Papa: la fede vera è vedere che è Gesù il povero che bussa alla nostra porta
Commentando la parabola dell’uomo ricco, Francesco evidenzia che il Vangelo non ne riporta il nome. “Questo è ricco, questo è potente, questo può fare tutto, questo è un prete di carriera, un vescovo di carriera… Quante volte noi… ci viene di nominare la gente con aggettivi, non con nomi, perché non hanno sostanza”.
Città del Vaticano (AsiaNews) – La fede vera è vedere che è Gesù il povero che bussa alla nostra porta. Chiedersi “se io sono un cristiano sulla via della menzogna, soltanto del dire, o sono un cristiano sulla via della vita, cioè delle opere, del fare”. L’ha detto papa Francesco all’omelia della messa celebrata stamattina a Casa santa Marta, commentando la parabola dell’uomo ricco “che indossava vestiti di porpora e di lino finissimo e ogni giorno si dava a lauti banchetti” e non si accorgeva che alla sua porta c’era un povero, di nome Lazzaro, coperto di piaghe.
Quest’uomo ricco, infatti “conosceva i comandamenti, sicuramente tutti i sabati andava in sinagoga e una volta all’anno al tempio”. Aveva “una certa religiosità”. “Ma era un uomo chiuso, chiuso nel suo piccolo mondo - il mondo dei banchetti, dei vestiti, della vanità, degli amici - un uomo chiuso, proprio in una bolla, lì, di vanità. Non aveva capacità di guardare oltre, soltanto il suo proprio mondo. E quest’uomo non si accorgeva di cosa accadesse fuori del suo mondo chiuso.
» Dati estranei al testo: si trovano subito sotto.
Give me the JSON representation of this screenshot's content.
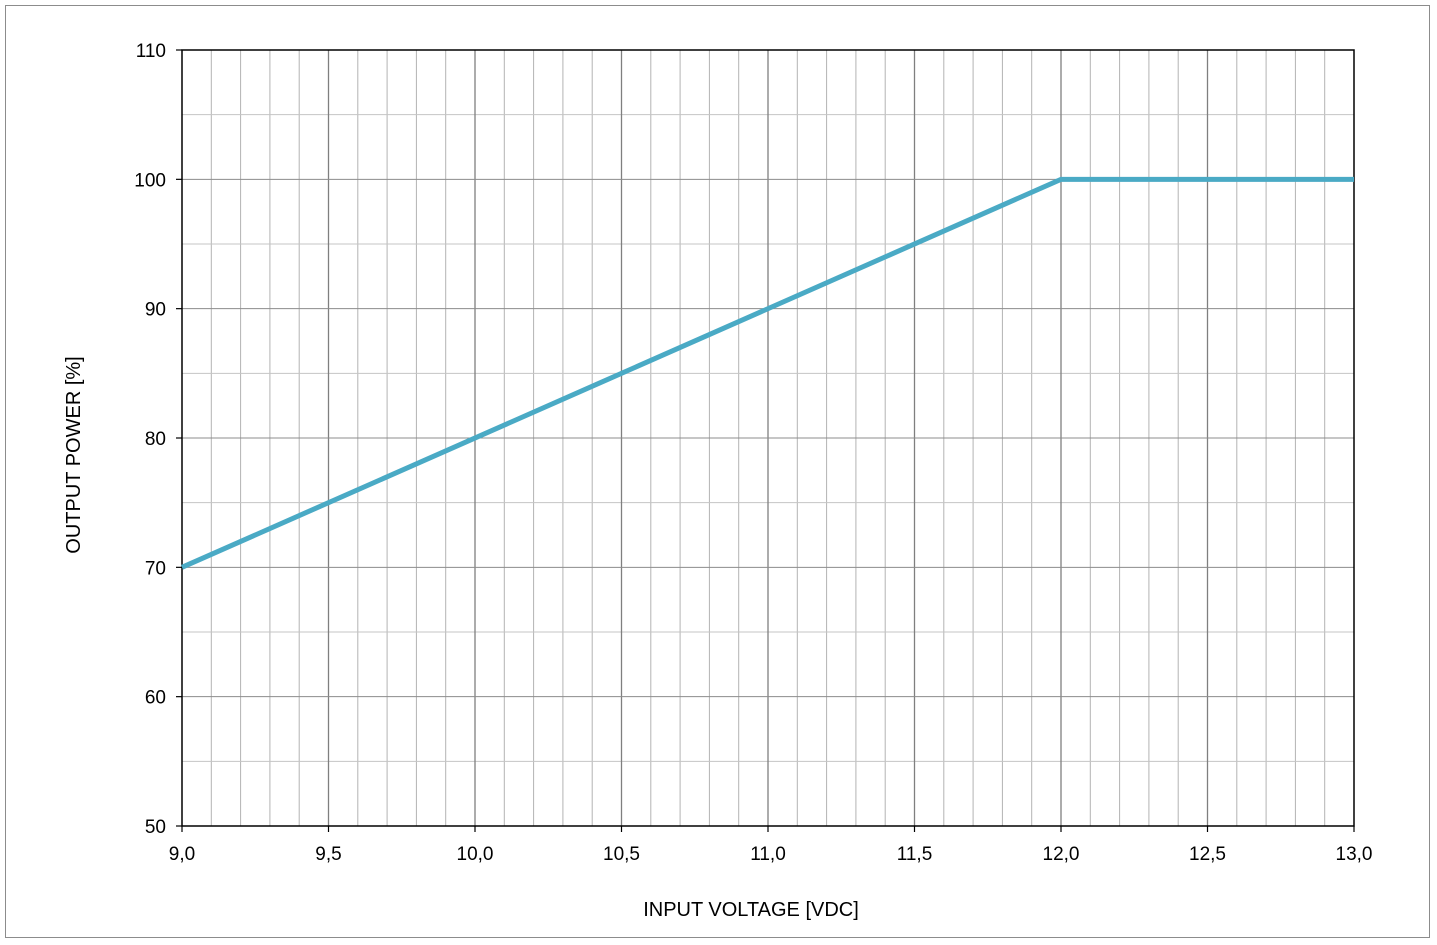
{
  "chart_data": {
    "type": "line",
    "title": "",
    "xlabel": "INPUT VOLTAGE [VDC]",
    "ylabel": "OUTPUT POWER [%]",
    "xlim": [
      9.0,
      13.0
    ],
    "ylim": [
      50,
      110
    ],
    "x_ticks": [
      "9,0",
      "9,5",
      "10,0",
      "10,5",
      "11,0",
      "11,5",
      "12,0",
      "12,5",
      "13,0"
    ],
    "y_ticks": [
      "50",
      "60",
      "70",
      "80",
      "90",
      "100",
      "110"
    ],
    "x_minor_step": 0.1,
    "y_minor_step": 5,
    "grid": true,
    "series": [
      {
        "x": [
          9.0,
          12.0,
          13.0
        ],
        "y": [
          70,
          100,
          100
        ],
        "color": "#4aaac5"
      }
    ]
  }
}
Non pensava per esempio ai bisogni di tante gente o alla necessità di compagnia degli ammalati, soltanto pensava a lui, alle sue ricchezze, alla sua buona vita: si dava alla buona vita”.
Era, dunque, un “religioso apparente”, “non conosceva alcuna periferia, era tutto chiuso in se stesso. Proprio la periferia, che era vicina alla porta della sua casa, non la conosceva”. Percorreva “la via della menzogna”, perché “si fidava soltanto di se stesso, delle sue cose, non si fidava di Dio”. “Un uomo che non ha lasciato eredità, non ha lasciato vita, perché soltanto era chiuso in se stesso”. Ed “è curioso” che “aveva perso il nome. Il Vangelo non dice come si chiamava, soltanto dice che era un uomo ricco, e quando il tuo nome è soltanto un aggettivo è perché hai perso, hai perso sostanza, hai perso forza”.
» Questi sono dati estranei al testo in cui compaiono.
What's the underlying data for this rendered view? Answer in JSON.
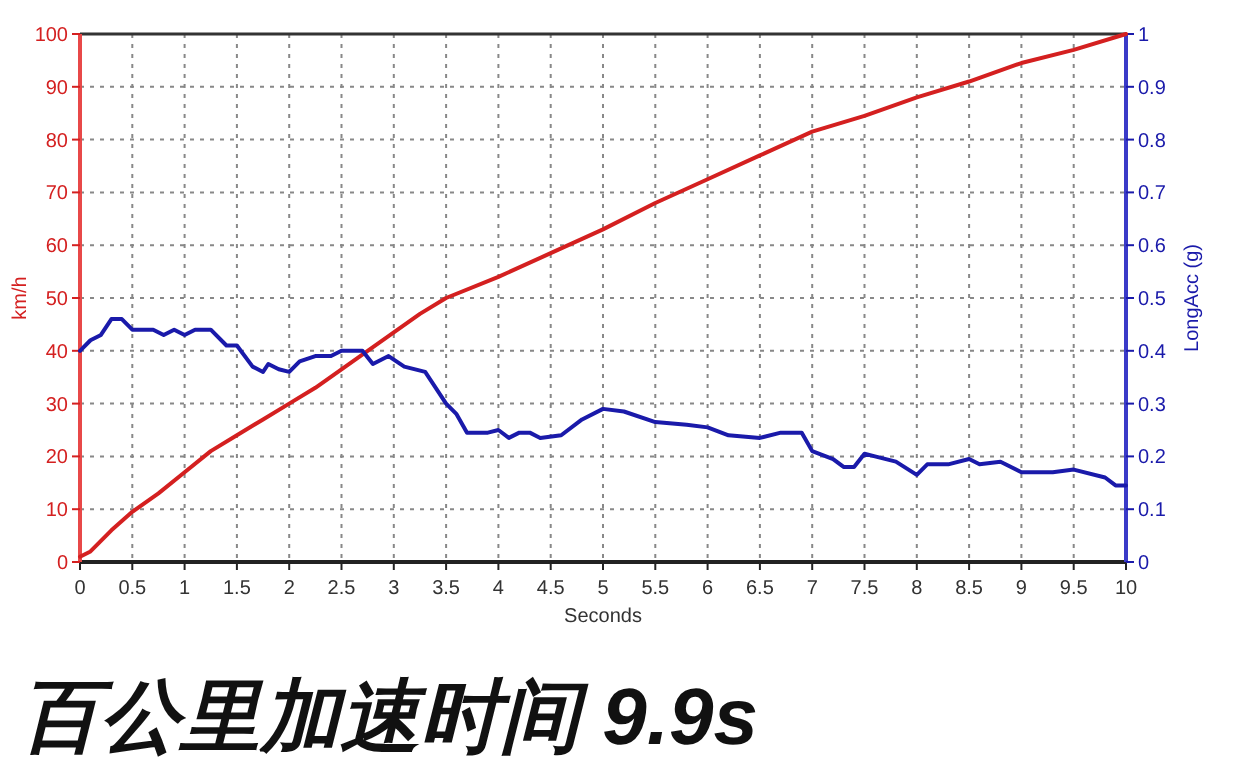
{
  "chart_data": {
    "type": "line",
    "title": "百公里加速时间 9.9s",
    "xlabel": "Seconds",
    "ylabel": "km/h",
    "y2label": "LongAcc (g)",
    "xlim": [
      0,
      10
    ],
    "xticks": [
      0,
      0.5,
      1,
      1.5,
      2,
      2.5,
      3,
      3.5,
      4,
      4.5,
      5,
      5.5,
      6,
      6.5,
      7,
      7.5,
      8,
      8.5,
      9,
      9.5,
      10
    ],
    "ylim": [
      0,
      100
    ],
    "yticks": [
      0,
      10,
      20,
      30,
      40,
      50,
      60,
      70,
      80,
      90,
      100
    ],
    "y2lim": [
      0,
      1
    ],
    "y2ticks": [
      0,
      0.1,
      0.2,
      0.3,
      0.4,
      0.5,
      0.6,
      0.7,
      0.8,
      0.9,
      1
    ],
    "grid": true,
    "series": [
      {
        "color": "#d42020",
        "axis": "y",
        "x": [
          0,
          0.1,
          0.2,
          0.3,
          0.5,
          0.75,
          1,
          1.25,
          1.5,
          1.75,
          2,
          2.25,
          2.5,
          2.75,
          3,
          3.25,
          3.5,
          4,
          4.5,
          5,
          5.5,
          6,
          6.5,
          7,
          7.5,
          8,
          8.5,
          9,
          9.5,
          10
        ],
        "values": [
          1,
          2,
          4,
          6,
          9.5,
          13,
          17,
          21,
          24,
          27,
          30,
          33,
          36.5,
          40,
          43.5,
          47,
          50,
          54,
          58.5,
          63,
          68,
          72.5,
          77,
          81.5,
          84.5,
          88,
          91,
          94.5,
          97,
          100
        ]
      },
      {
        "color": "#1a1aaa",
        "axis": "y2",
        "x": [
          0,
          0.1,
          0.2,
          0.3,
          0.4,
          0.5,
          0.7,
          0.8,
          0.9,
          1.0,
          1.1,
          1.25,
          1.4,
          1.5,
          1.65,
          1.75,
          1.8,
          1.9,
          2.0,
          2.1,
          2.25,
          2.4,
          2.5,
          2.7,
          2.8,
          2.95,
          3.1,
          3.3,
          3.5,
          3.6,
          3.7,
          3.9,
          4.0,
          4.1,
          4.2,
          4.3,
          4.4,
          4.6,
          4.8,
          5.0,
          5.2,
          5.5,
          5.8,
          6.0,
          6.2,
          6.5,
          6.7,
          6.9,
          7.0,
          7.2,
          7.3,
          7.4,
          7.5,
          7.6,
          7.8,
          8.0,
          8.1,
          8.3,
          8.5,
          8.6,
          8.8,
          9.0,
          9.3,
          9.5,
          9.8,
          9.9,
          10
        ],
        "values": [
          0.4,
          0.42,
          0.43,
          0.46,
          0.46,
          0.44,
          0.44,
          0.43,
          0.44,
          0.43,
          0.44,
          0.44,
          0.41,
          0.41,
          0.37,
          0.36,
          0.375,
          0.365,
          0.36,
          0.38,
          0.39,
          0.39,
          0.4,
          0.4,
          0.375,
          0.39,
          0.37,
          0.36,
          0.3,
          0.28,
          0.245,
          0.245,
          0.25,
          0.235,
          0.245,
          0.245,
          0.235,
          0.24,
          0.27,
          0.29,
          0.285,
          0.265,
          0.26,
          0.255,
          0.24,
          0.235,
          0.245,
          0.245,
          0.21,
          0.195,
          0.18,
          0.18,
          0.205,
          0.2,
          0.19,
          0.165,
          0.185,
          0.185,
          0.195,
          0.185,
          0.19,
          0.17,
          0.17,
          0.175,
          0.16,
          0.145,
          0.145
        ]
      }
    ]
  }
}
“Questo è ricco, questo è potente, questo può fare tutto, questo è un prete di carriera, un vescovo di carriera… Quante volte noi… ci viene di nominare la gente con aggettivi, non con nomi, perché non hanno sostanza. Ma io mi domando: ‘Dio che è Padre, non ha avuto misericordia di questo uomo? Non ha bussato al suo cuore per muoverlo?’. Ma sì, era alla porta, era alla porta, nella persona di quel Lazzaro, che sì aveva nome. E quel Lazzaro con i suoi bisogni e le sue miserie, le sue malattie, era proprio il Signore che bussava alla porta, perché quest’uomo aprisse il cuore e la misericordia potesse entrare. Ma no, lui non vedeva, soltanto era chiuso: per lui oltre la porta non c’era niente”.
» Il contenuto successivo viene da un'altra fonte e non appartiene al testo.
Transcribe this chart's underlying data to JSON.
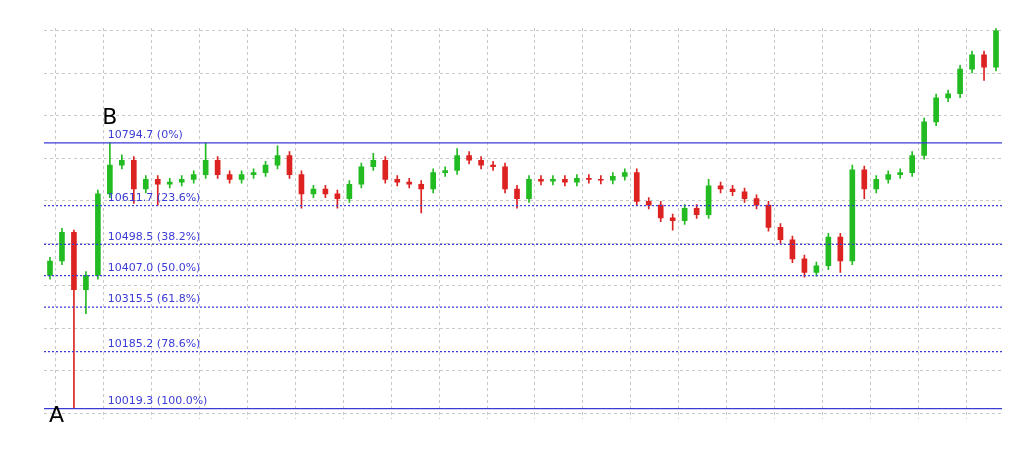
{
  "chart_data": {
    "type": "candlestick",
    "categories": [
      null,
      null,
      null,
      null,
      null,
      null,
      null,
      null,
      null,
      null,
      null,
      null,
      null,
      null,
      null,
      null,
      null,
      null,
      null,
      null,
      null,
      null,
      null,
      null,
      null,
      null,
      null,
      null,
      null,
      null,
      null,
      null,
      null,
      null,
      null,
      null,
      null,
      null,
      null,
      null,
      null,
      null,
      null,
      null,
      null,
      null,
      null,
      null,
      null,
      null,
      null,
      null,
      null,
      null,
      null,
      null,
      null,
      null,
      null,
      null,
      null,
      null,
      null,
      null,
      null,
      null,
      null,
      null,
      null,
      null,
      null,
      null,
      null,
      null,
      null,
      null,
      null,
      null,
      null,
      null
    ],
    "ohlc": [
      [
        10408,
        10461,
        10397,
        10450
      ],
      [
        10450,
        10545,
        10439,
        10534
      ],
      [
        10534,
        10540,
        10019.3,
        10366
      ],
      [
        10366,
        10419,
        10296,
        10408
      ],
      [
        10408,
        10657,
        10397,
        10646
      ],
      [
        10646,
        10794.7,
        10635,
        10730
      ],
      [
        10730,
        10760,
        10719,
        10744
      ],
      [
        10744,
        10755,
        10618,
        10660
      ],
      [
        10660,
        10699,
        10649,
        10688
      ],
      [
        10688,
        10699,
        10613,
        10674
      ],
      [
        10674,
        10691,
        10663,
        10680
      ],
      [
        10680,
        10699,
        10669,
        10688
      ],
      [
        10688,
        10713,
        10677,
        10702
      ],
      [
        10702,
        10794.7,
        10691,
        10744
      ],
      [
        10744,
        10755,
        10691,
        10702
      ],
      [
        10702,
        10713,
        10677,
        10688
      ],
      [
        10688,
        10713,
        10677,
        10702
      ],
      [
        10702,
        10719,
        10691,
        10708
      ],
      [
        10708,
        10741,
        10697,
        10730
      ],
      [
        10730,
        10786,
        10719,
        10758
      ],
      [
        10758,
        10769,
        10691,
        10702
      ],
      [
        10702,
        10713,
        10604,
        10646
      ],
      [
        10646,
        10671,
        10635,
        10660
      ],
      [
        10660,
        10671,
        10635,
        10646
      ],
      [
        10646,
        10657,
        10604,
        10632
      ],
      [
        10632,
        10685,
        10621,
        10674
      ],
      [
        10674,
        10736,
        10663,
        10725
      ],
      [
        10725,
        10764,
        10714,
        10744
      ],
      [
        10744,
        10755,
        10677,
        10688
      ],
      [
        10688,
        10699,
        10669,
        10680
      ],
      [
        10680,
        10691,
        10663,
        10674
      ],
      [
        10674,
        10685,
        10590,
        10660
      ],
      [
        10660,
        10719,
        10649,
        10708
      ],
      [
        10708,
        10725,
        10697,
        10714
      ],
      [
        10714,
        10778,
        10703,
        10758
      ],
      [
        10758,
        10769,
        10733,
        10744
      ],
      [
        10744,
        10755,
        10719,
        10730
      ],
      [
        10730,
        10741,
        10714,
        10725
      ],
      [
        10725,
        10736,
        10649,
        10660
      ],
      [
        10660,
        10671,
        10604,
        10632
      ],
      [
        10632,
        10699,
        10621,
        10688
      ],
      [
        10688,
        10699,
        10672,
        10683
      ],
      [
        10683,
        10699,
        10672,
        10688
      ],
      [
        10688,
        10699,
        10669,
        10680
      ],
      [
        10680,
        10702,
        10669,
        10691
      ],
      [
        10691,
        10702,
        10677,
        10688
      ],
      [
        10688,
        10699,
        10675,
        10686
      ],
      [
        10686,
        10708,
        10675,
        10697
      ],
      [
        10697,
        10719,
        10686,
        10708
      ],
      [
        10708,
        10719,
        10613,
        10624
      ],
      [
        10624,
        10635,
        10602,
        10613
      ],
      [
        10613,
        10624,
        10565,
        10576
      ],
      [
        10576,
        10587,
        10540,
        10568
      ],
      [
        10568,
        10615,
        10557,
        10604
      ],
      [
        10604,
        10615,
        10574,
        10585
      ],
      [
        10585,
        10688,
        10574,
        10669
      ],
      [
        10669,
        10680,
        10649,
        10660
      ],
      [
        10660,
        10671,
        10641,
        10652
      ],
      [
        10652,
        10663,
        10621,
        10632
      ],
      [
        10632,
        10643,
        10602,
        10613
      ],
      [
        10613,
        10624,
        10537,
        10548
      ],
      [
        10548,
        10559,
        10501,
        10512
      ],
      [
        10512,
        10523,
        10445,
        10456
      ],
      [
        10456,
        10467,
        10403,
        10417
      ],
      [
        10417,
        10447,
        10406,
        10436
      ],
      [
        10436,
        10531,
        10425,
        10520
      ],
      [
        10520,
        10531,
        10417,
        10450
      ],
      [
        10450,
        10730,
        10439,
        10716
      ],
      [
        10716,
        10727,
        10632,
        10660
      ],
      [
        10660,
        10699,
        10649,
        10688
      ],
      [
        10688,
        10713,
        10677,
        10702
      ],
      [
        10702,
        10719,
        10691,
        10708
      ],
      [
        10708,
        10769,
        10697,
        10758
      ],
      [
        10758,
        10867,
        10747,
        10856
      ],
      [
        10856,
        10937,
        10845,
        10926
      ],
      [
        10926,
        10949,
        10915,
        10938
      ],
      [
        10938,
        11021,
        10927,
        11010
      ],
      [
        11010,
        11063,
        10999,
        11052
      ],
      [
        11052,
        11063,
        10977,
        11016
      ],
      [
        11016,
        11128,
        11005,
        11122
      ]
    ],
    "colors": [
      "#22bb22",
      "#22bb22",
      "#dd2222",
      "#22bb22",
      "#22bb22",
      "#22bb22",
      "#22bb22",
      "#dd2222",
      "#22bb22",
      "#dd2222",
      "#22bb22",
      "#22bb22",
      "#22bb22",
      "#22bb22",
      "#dd2222",
      "#dd2222",
      "#22bb22",
      "#22bb22",
      "#22bb22",
      "#22bb22",
      "#dd2222",
      "#dd2222",
      "#22bb22",
      "#dd2222",
      "#dd2222",
      "#22bb22",
      "#22bb22",
      "#22bb22",
      "#dd2222",
      "#dd2222",
      "#dd2222",
      "#dd2222",
      "#22bb22",
      "#22bb22",
      "#22bb22",
      "#dd2222",
      "#dd2222",
      "#dd2222",
      "#dd2222",
      "#dd2222",
      "#22bb22",
      "#dd2222",
      "#22bb22",
      "#dd2222",
      "#22bb22",
      "#dd2222",
      "#dd2222",
      "#22bb22",
      "#22bb22",
      "#dd2222",
      "#dd2222",
      "#dd2222",
      "#dd2222",
      "#22bb22",
      "#dd2222",
      "#22bb22",
      "#dd2222",
      "#dd2222",
      "#dd2222",
      "#dd2222",
      "#dd2222",
      "#dd2222",
      "#dd2222",
      "#dd2222",
      "#22bb22",
      "#22bb22",
      "#dd2222",
      "#22bb22",
      "#dd2222",
      "#22bb22",
      "#22bb22",
      "#22bb22",
      "#22bb22",
      "#22bb22",
      "#22bb22",
      "#22bb22",
      "#22bb22",
      "#22bb22",
      "#dd2222",
      "#22bb22"
    ],
    "ylim": [
      9990,
      11130
    ],
    "yticks": [
      {
        "value": 10006,
        "label": null
      },
      {
        "value": 10130,
        "label": null
      },
      {
        "value": 10254,
        "label": null
      },
      {
        "value": 10378,
        "label": null
      },
      {
        "value": 10502,
        "label": null
      },
      {
        "value": 10626,
        "label": null
      },
      {
        "value": 10750,
        "label": null
      },
      {
        "value": 10874,
        "label": null
      },
      {
        "value": 10998,
        "label": null
      },
      {
        "value": 11122,
        "label": null
      }
    ],
    "grid": true,
    "legend": false,
    "ref_lines": [
      {
        "axis": "y",
        "value": 10794.7,
        "label": "10794.7 (0%)",
        "color": "#3b3bd6",
        "line_style": "solid"
      },
      {
        "axis": "y",
        "value": 10611.7,
        "label": "10611.7 (23.6%)",
        "color": "#3b3bd6",
        "line_style": "dotted"
      },
      {
        "axis": "y",
        "value": 10498.5,
        "label": "10498.5 (38.2%)",
        "color": "#3b3bd6",
        "line_style": "dotted"
      },
      {
        "axis": "y",
        "value": 10407.0,
        "label": "10407.0 (50.0%)",
        "color": "#3b3bd6",
        "line_style": "dotted"
      },
      {
        "axis": "y",
        "value": 10315.5,
        "label": "10315.5 (61.8%)",
        "color": "#3b3bd6",
        "line_style": "dotted"
      },
      {
        "axis": "y",
        "value": 10185.2,
        "label": "10185.2 (78.6%)",
        "color": "#3b3bd6",
        "line_style": "dotted"
      },
      {
        "axis": "y",
        "value": 10019.3,
        "label": "10019.3 (100.0%)",
        "color": "#3b3bd6",
        "line_style": "solid"
      }
    ],
    "annotations": [
      {
        "text": "A",
        "y": 10019.3
      },
      {
        "text": "B",
        "y": 10794.7
      }
    ]
  }
}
In Quaresima, l’esortazione del Papa, sarà bene domandarci quale strada stiamo percorrendo. “’Io sono sulla strada della vita o sulla strada della menzogna? Quante chiusure ho nel mio cuore ancora? Dove è la mia gioia: nel fare o nel dire? Nell’uscire da me stesso per andare incontro agli altri, per aiutare? Le opere di misericordia, eh! O la mia gioia è avere tutto sistemato, chiuso in me stesso?’. Chiediamo al Signore, mentre pensiamo questo, no, sulla nostra vita, la grazia di vedere sempre i Lazzari che sono alla nostra porta, i Lazzari che bussano al cuore, e uscire da noi stessi con generosità, con atteggiamento di misericordia, perché la misericordia di Dio possa entrare nel nostro cuore!”.